India’s loss of influence in the Salman-dominated Awami League may get worse after this election, unless Delhi can get some of its ideological supporters into key positions in the Hasina Cabinet through the technocrat and women’s reserved quotas. A lucrative power-purchase deal with Adani is poor compensation for a functional democracy like India, which has to suffer huge embarrassment having to endorse such controversial elections thrice in a row.
A unique model election
Former Election Commissioner Brig. Gen. (retd) Sakhawat Hussain termed Sunday’s polls as unique compared to the previous two elections. “This time, the election is taking place between candidates from the same party in the name of independents and dummies. As a result, voters are less interested in the polls,” said Hussain.
“So, it is a unique model election… Results of the election are certain; everybody knows who is going to win. The only uncertain thing is who will be in the Opposition bench,” he added.

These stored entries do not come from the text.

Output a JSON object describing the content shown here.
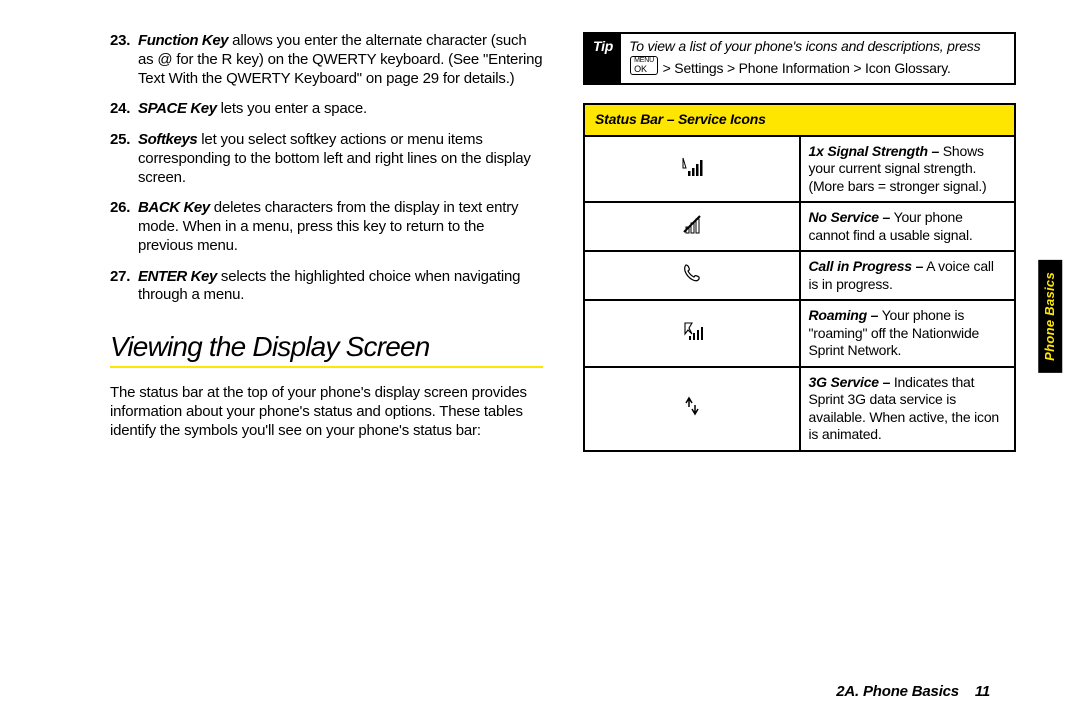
{
  "keylist": [
    {
      "term": "Function Key",
      "rest": " allows you enter the alternate character (such as @ for the R key) on the QWERTY keyboard. (See \"Entering Text With the QWERTY Keyboard\" on page 29 for details.)"
    },
    {
      "term": "SPACE Key",
      "rest": " lets you enter a space."
    },
    {
      "term": "Softkeys",
      "rest": " let you select softkey actions or menu items corresponding to the bottom left and right lines on the display screen."
    },
    {
      "term": "BACK Key",
      "rest": " deletes characters from the display in text entry mode. When in a menu, press this key to return to the previous menu."
    },
    {
      "term": "ENTER Key",
      "rest": " selects the highlighted choice when navigating through a menu."
    }
  ],
  "section_title": "Viewing the Display Screen",
  "section_para": "The status bar at the top of your phone's display screen provides information about your phone's status and options. These tables identify the symbols you'll see on your phone's status bar:",
  "tip": {
    "label": "Tip",
    "body_italic": "To view a list of your phone's icons and descriptions, press ",
    "body_norm_pre": "",
    "path": " > Settings > Phone Information > Icon Glossary."
  },
  "table": {
    "header": "Status Bar – Service Icons",
    "rows": [
      {
        "icon": "signal",
        "b": "1x Signal Strength –",
        "rest": " Shows your current signal strength. (More bars = stronger signal.)"
      },
      {
        "icon": "noservice",
        "b": "No Service –",
        "rest": " Your phone cannot find a usable signal."
      },
      {
        "icon": "call",
        "b": "Call in Progress –",
        "rest": " A voice call is in progress."
      },
      {
        "icon": "roaming",
        "b": "Roaming –",
        "rest": " Your phone is \"roaming\" off the Nationwide Sprint Network."
      },
      {
        "icon": "threeg",
        "b": "3G Service –",
        "rest": " Indicates that Sprint 3G data service is available. When active, the icon is animated."
      }
    ]
  },
  "sidetab": "Phone Basics",
  "footer": {
    "left": "2A. Phone Basics",
    "right": "11"
  }
}
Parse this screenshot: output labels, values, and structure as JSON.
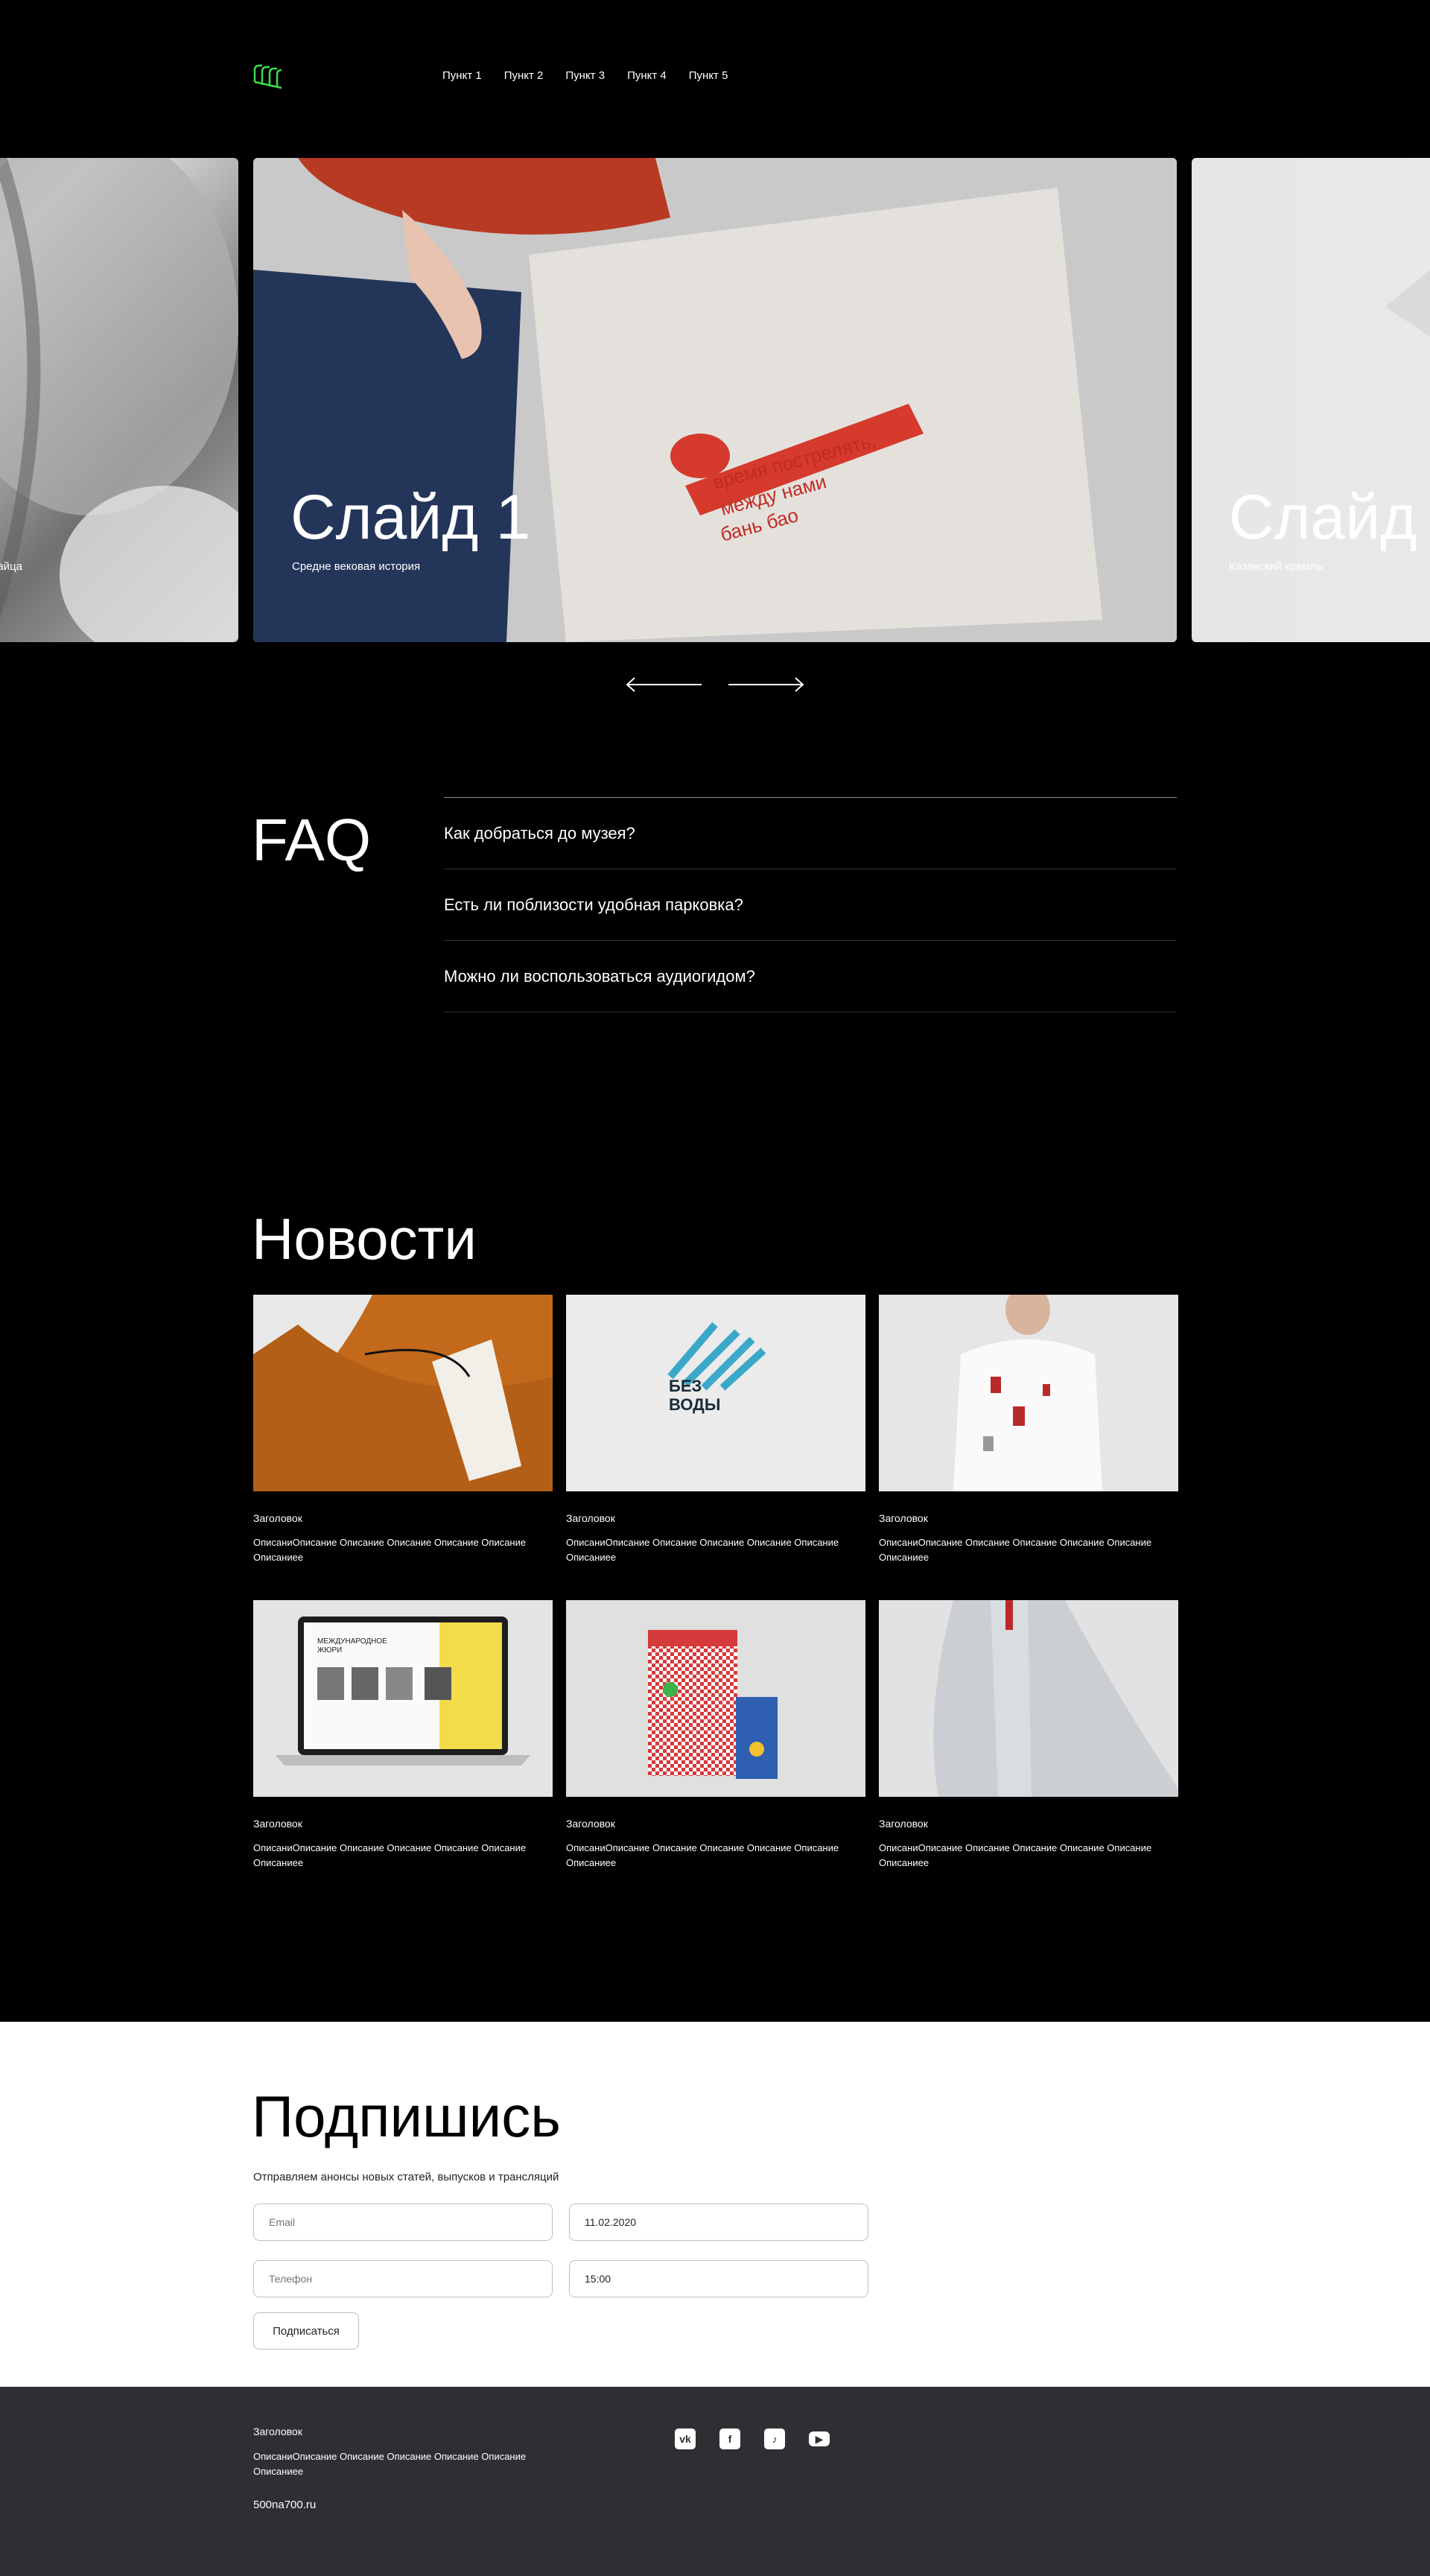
{
  "header": {
    "nav": [
      "Пункт 1",
      "Пункт 2",
      "Пункт 3",
      "Пункт 4",
      "Пункт 5"
    ],
    "logo_color": "#3ddc4a"
  },
  "slider": {
    "prev": {
      "description": "дгайца"
    },
    "current": {
      "title": "Слайд 1",
      "description": "Средне вековая история",
      "bag_text": [
        "время пострелять,",
        "между нами",
        "бань бао"
      ]
    },
    "next": {
      "title": "Слайд",
      "description": "Казанский кремль"
    }
  },
  "faq": {
    "title": "FAQ",
    "items": [
      "Как добраться до музея?",
      "Есть ли поблизости удобная парковка?",
      "Можно ли воспользоваться аудиогидом?"
    ]
  },
  "news": {
    "title": "Новости",
    "cards": [
      {
        "heading": "Заголовок",
        "description": "ОписаниОписание Описание Описание Описание Описание Описаниее"
      },
      {
        "heading": "Заголовок",
        "description": "ОписаниОписание Описание Описание Описание Описание Описаниее",
        "art_text": [
          "БЕЗ",
          "ВОДЫ"
        ]
      },
      {
        "heading": "Заголовок",
        "description": "ОписаниОписание Описание Описание Описание Описание Описаниее"
      },
      {
        "heading": "Заголовок",
        "description": "ОписаниОписание Описание Описание Описание Описание Описаниее",
        "art_text": [
          "МЕЖДУНАРОДНОЕ",
          "ЖЮРИ"
        ]
      },
      {
        "heading": "Заголовок",
        "description": "ОписаниОписание Описание Описание Описание Описание Описаниее"
      },
      {
        "heading": "Заголовок",
        "description": "ОписаниОписание Описание Описание Описание Описание Описаниее"
      }
    ]
  },
  "subscribe": {
    "title": "Подпишись",
    "text": "Отправляем анонсы новых статей, выпусков и трансляций",
    "email_placeholder": "Email",
    "date_value": "11.02.2020",
    "phone_placeholder": "Телефон",
    "time_value": "15:00",
    "button": "Подписаться"
  },
  "footer": {
    "heading": "Заголовок",
    "description": "ОписаниОписание Описание Описание Описание Описание Описаниее",
    "link": "500na700.ru",
    "socials": [
      "vk-icon",
      "facebook-icon",
      "tiktok-icon",
      "youtube-icon"
    ],
    "background": "#2f2e33"
  }
}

On Friday, the UN Special Rapporteur, Clement Nyaletsossi Voule, said he was “deeply disturbed” by the repressive environment surrounding the polls this time.
Diplomatic cost for India
Finding itself on the same page with authoritarian states like China and Russia on Bangladesh and at odds with its Western allies imposes considerable diplomatic cost for India because supporting Hasina’s “dummycracy” leads to an unusual spurt of anti-India sentiments in Bangladesh. Loss of influence both at the decision-making and popular levels in Bangladesh is an unacceptable double whammy, more so because it follows India’s similar loss of influence in the entire neighbourhood, from Nepal to Maldives, and calls to question Modi’s much trumpeted “Neighbourhood First” policy.
Hasina’s Model Mosque initiative, spearheaded by Salman Rahman, which seeks to create Islamic Cultural Centres around 560 government-sponsored mosques across the country, threatens to supplant Bangladesh’s largely secular and syncretic sociocultural space with attendant political consequences. The withering away of the Bangladesh Nationalist Party may leave the Awami League with no Opposition in parliament but it opens up the Opposition space for six to seven radical Islamist groups like Jamaat, Hifazat, and Islami Andolan, which draw inspiration and hope from the BJP-RSS’s political and electoral success in India.
It is time India stopped putting all its eggs in the Awami League basket and took a close look at genuinely secular platforms in the gender, minority, labour, and youth space to back an alternative platform with the potential to emerge as a party like the AAP.